Kei couldn’t stop thinking about it. He wanted to talk to the old man, ask him about the name he’d shouted out and the song title he’d written down. He wanted to talk to the old man, and the only way to do that was to find out which nursing home he’d been sent to.
He needed to know the guy’s name.
He unplugged again and walked out into the hallway again. As he made his way back toward the nursing station, traveling as fast as he could with the cumbersome IV pole, he could see that the blue plastic binder was still in the stainless steel caddy outside room 412. Maybe the old man’s records were still in the binder. All Kei needed was a quick peek.
He slowed his pace and glanced into the room. The trash bag was gone, and a man in a gray uniform was mopping the floor. Kei lifted the binder out of the caddy and was about to flip it open when someone snatched it out of his hands.
It wasn’t Ashley this time. It was the young lady who’d taken Kei’s blood pressure earlier, the patient care associate working this end of the hall. Kei couldn’t remember her name, and she was standing at an angle where he couldn’t see her ID badge.
“Still need to write down his last set of vitals,” she said, nodding toward the binder. “You okay?”
“Yes. I was just—”
“You were just being nosy, huh? Seems to be going around these days.”
She smiled and walked away.
4
Kei’s fifteen-year-old Toyota Camry was in the visitor’s lot where he’d parked it yesterday. After signing the waiver that allowed him to walk
out of the hospital unassisted, he made his way toward the car, the ports from his brand new PICC line dangling annoyingly against his right bicep.
He’d decided to forget about the business with the confused old man. Just a bizarre coincidence. Had to be. Anyway, the words TOMORROW LIKE YESTERDAY didn’t necessarily refer to the title of the song Kei had been thinking about. Maybe the old man was simply trying to tell the dietary staff, or the nursing staff, or whoever he was trying to get help from, that tomorrow he wanted the same menu as yesterday. Whatever the case, Kei didn’t have time to dwell on it. He had some errands to run, and he needed to talk to Anna and find out why she hadn’t returned his calls. If she didn’t want to see him again, he would have to accept that and move on.
But he hoped that she wanted to see him again.
And again.
And again.
He hoped it with all his heart.
He unlocked the Camry, slid into the driver’s seat and started the engine, noticing right away that one of his headlights was out. Another expense, he thought. It was always something. He exited the hospital lot and headed toward the steel and concrete structure he slept in at night. He refused to call the place home, even on a temporary basis. It was a hollow cube that sheltered him from the elements while he struggled to reassemble his broken life. It was a stark reminder of the mistakes he’d made, and he couldn’t wait to move out of it.

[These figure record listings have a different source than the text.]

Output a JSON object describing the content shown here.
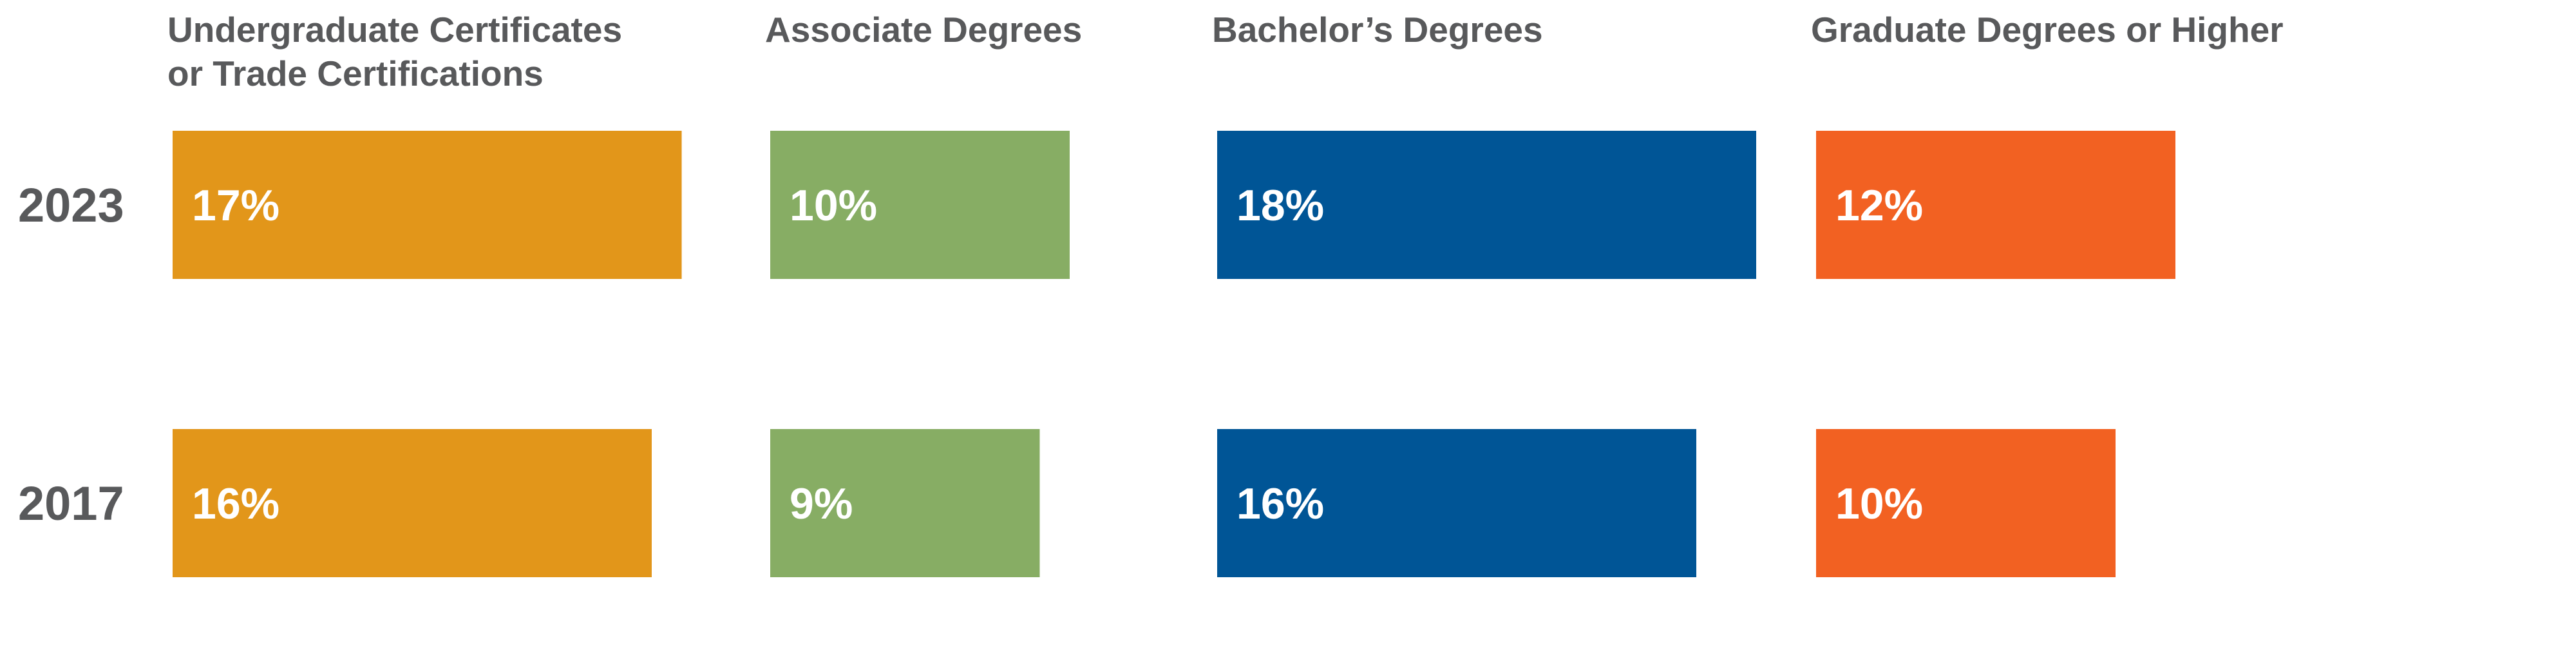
{
  "chart_data": {
    "type": "bar",
    "categories": [
      {
        "lines": [
          "Undergraduate Certificates",
          "or Trade Certifications"
        ],
        "color": "#E2961A"
      },
      {
        "lines": [
          "Associate Degrees"
        ],
        "color": "#87AD64"
      },
      {
        "lines": [
          "Bachelor’s Degrees"
        ],
        "color": "#005596"
      },
      {
        "lines": [
          "Graduate Degrees or Higher"
        ],
        "color": "#F26122"
      }
    ],
    "series": [
      {
        "year": "2023",
        "values": [
          17,
          10,
          18,
          12
        ],
        "labels": [
          "17%",
          "10%",
          "18%",
          "12%"
        ]
      },
      {
        "year": "2017",
        "values": [
          16,
          9,
          16,
          10
        ],
        "labels": [
          "16%",
          "9%",
          "16%",
          "10%"
        ]
      }
    ],
    "unit": "%",
    "text_color": "#58595B",
    "value_text_color": "#FFFFFF"
  }
}
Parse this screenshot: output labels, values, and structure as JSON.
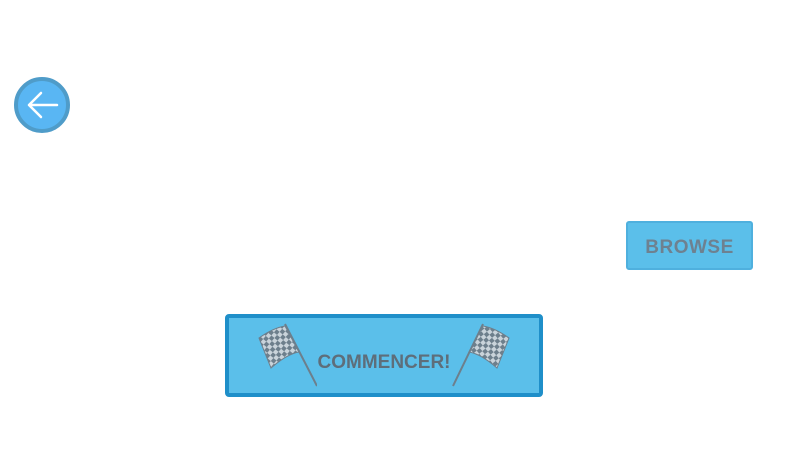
{
  "navigation": {
    "back_icon": "arrow-left-icon"
  },
  "actions": {
    "browse_label": "BROWSE",
    "start_label": "COMMENCER!",
    "start_icon": "checkered-flag-icon"
  },
  "colors": {
    "button_fill": "#5bbfea",
    "start_border": "#1f8fc9",
    "back_fill": "#59b6f3",
    "back_border": "#4f9cc9",
    "label_text": "#6e8190"
  }
}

He decided to stop at Anna’s first. Her apartment complex was a couple of miles past the storage facility, but it was already after 9:00 p.m. and Kei was afraid she might be in bed asleep if he showed up much later. Some mornings she had to be at work by six, which meant she probably got up at four-thirty or five. Maybe it was already too late to be stopping by, Kei thought. But he didn’t turn around. His stomach had been in knots all day. He needed to see her, even if it turned out to be the last time.
He steered into the parking lot, found a place close to her building, killed the engine and eased out of the car. His finger throbbed and the new IV line caught on his shirtsleeve every time he moved a certain way. All this from a paper cut, he thought.